PARIS — This is as close as you can get to a rock concert in AI research. Inside the supercomputing center of the French National Center for Scientific Research, on the outskirts of Paris, rows and rows of what look like black fridges hum at a deafening 100 decibels.
They form part of a supercomputer that has spent 117 days gestating a new large language model (LLM) called BLOOM that its creators hope represents a radical departure from the way AI is usually developed.
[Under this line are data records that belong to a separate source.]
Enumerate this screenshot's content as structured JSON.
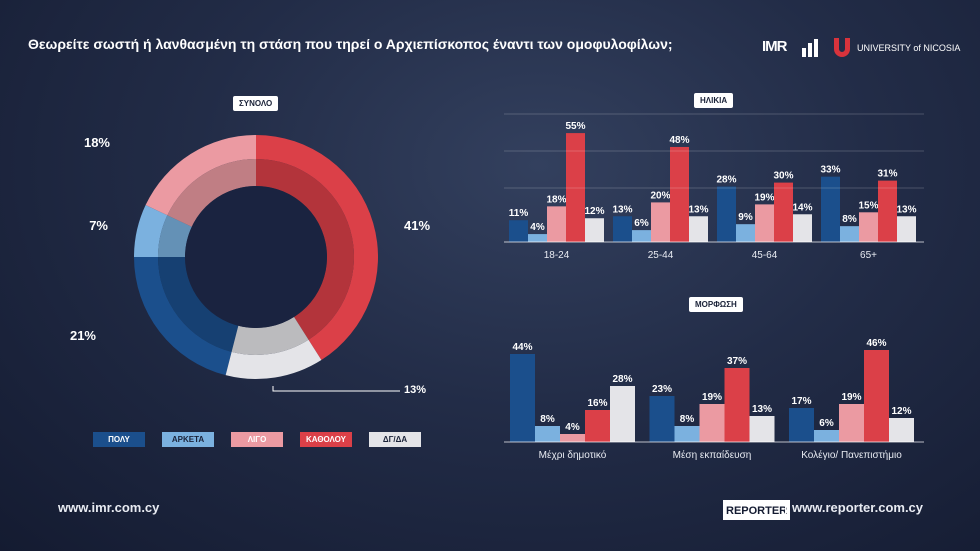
{
  "title": "Θεωρείτε σωστή ή λανθασμένη τη στάση που τηρεί ο Αρχιεπίσκοπος έναντι των ομοφυλοφίλων;",
  "logos": {
    "imr": "IMR",
    "university": "UNIVERSITY of NICOSIA",
    "reporter": "REPORTER"
  },
  "footer": {
    "left_url": "www.imr.com.cy",
    "right_url": "www.reporter.com.cy"
  },
  "legend": [
    {
      "label": "ΠΟΛΥ",
      "color": "#1b4f8c"
    },
    {
      "label": "ΑΡΚΕΤΑ",
      "color": "#7bb1df"
    },
    {
      "label": "ΛΙΓΟ",
      "color": "#eb9aa2"
    },
    {
      "label": "ΚΑΘΟΛΟΥ",
      "color": "#db4048"
    },
    {
      "label": "ΔΓ/ΔΑ",
      "color": "#e4e4e8"
    }
  ],
  "chart_data": [
    {
      "type": "pie",
      "title": "ΣΥΝΟΛΟ",
      "categories": [
        "ΠΟΛΥ",
        "ΑΡΚΕΤΑ",
        "ΛΙΓΟ",
        "ΚΑΘΟΛΟΥ",
        "ΔΓ/ΔΑ"
      ],
      "values": [
        21,
        7,
        18,
        41,
        13
      ],
      "value_labels": [
        "21%",
        "7%",
        "18%",
        "41%",
        "13%"
      ]
    },
    {
      "type": "bar",
      "title": "ΗΛΙΚΙΑ",
      "categories": [
        "18-24",
        "25-44",
        "45-64",
        "65+"
      ],
      "ylim": [
        0,
        60
      ],
      "series": [
        {
          "name": "ΠΟΛΥ",
          "values": [
            11,
            13,
            28,
            33
          ]
        },
        {
          "name": "ΑΡΚΕΤΑ",
          "values": [
            4,
            6,
            9,
            8
          ]
        },
        {
          "name": "ΛΙΓΟ",
          "values": [
            18,
            20,
            19,
            15
          ]
        },
        {
          "name": "ΚΑΘΟΛΟΥ",
          "values": [
            55,
            48,
            30,
            31
          ]
        },
        {
          "name": "ΔΓ/ΔΑ",
          "values": [
            12,
            13,
            14,
            13
          ]
        }
      ]
    },
    {
      "type": "bar",
      "title": "ΜΟΡΦΩΣΗ",
      "categories": [
        "Μέχρι δημοτικό",
        "Μέση εκπαίδευση",
        "Κολέγιο/ Πανεπιστήμιο"
      ],
      "ylim": [
        0,
        50
      ],
      "series": [
        {
          "name": "ΠΟΛΥ",
          "values": [
            44,
            23,
            17
          ]
        },
        {
          "name": "ΑΡΚΕΤΑ",
          "values": [
            8,
            8,
            6
          ]
        },
        {
          "name": "ΛΙΓΟ",
          "values": [
            4,
            19,
            19
          ]
        },
        {
          "name": "ΚΑΘΟΛΟΥ",
          "values": [
            16,
            37,
            46
          ]
        },
        {
          "name": "ΔΓ/ΔΑ",
          "values": [
            28,
            13,
            12
          ]
        }
      ]
    }
  ]
}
Unlike other, more famous large language models such as OpenAI’s GPT-3 and Google’s LaMDA, BLOOM (which stands for BigScience Large Open-science Open-access Multilingual Language Model) is designed to be as transparent as possible, with researchers sharing details about the data it was trained on, the challenges in its development, and the way they evaluated its performance. OpenAI and Google have not shared their code or made their models available to the public, and external researchers have very little understanding of how these models are trained.
BLOOM was created over the last year by over 1,000 volunteer researchers in a project called BigScience, which was coordinated by AI startup Hugging Face using funding from the French government. It officially launched on July 12. The researchers hope developing an open-access LLM that performs as well as other leading models will lead to long-lasting changes in the culture of AI development and help democratize access to cutting-edge AI technology for researchers around the world.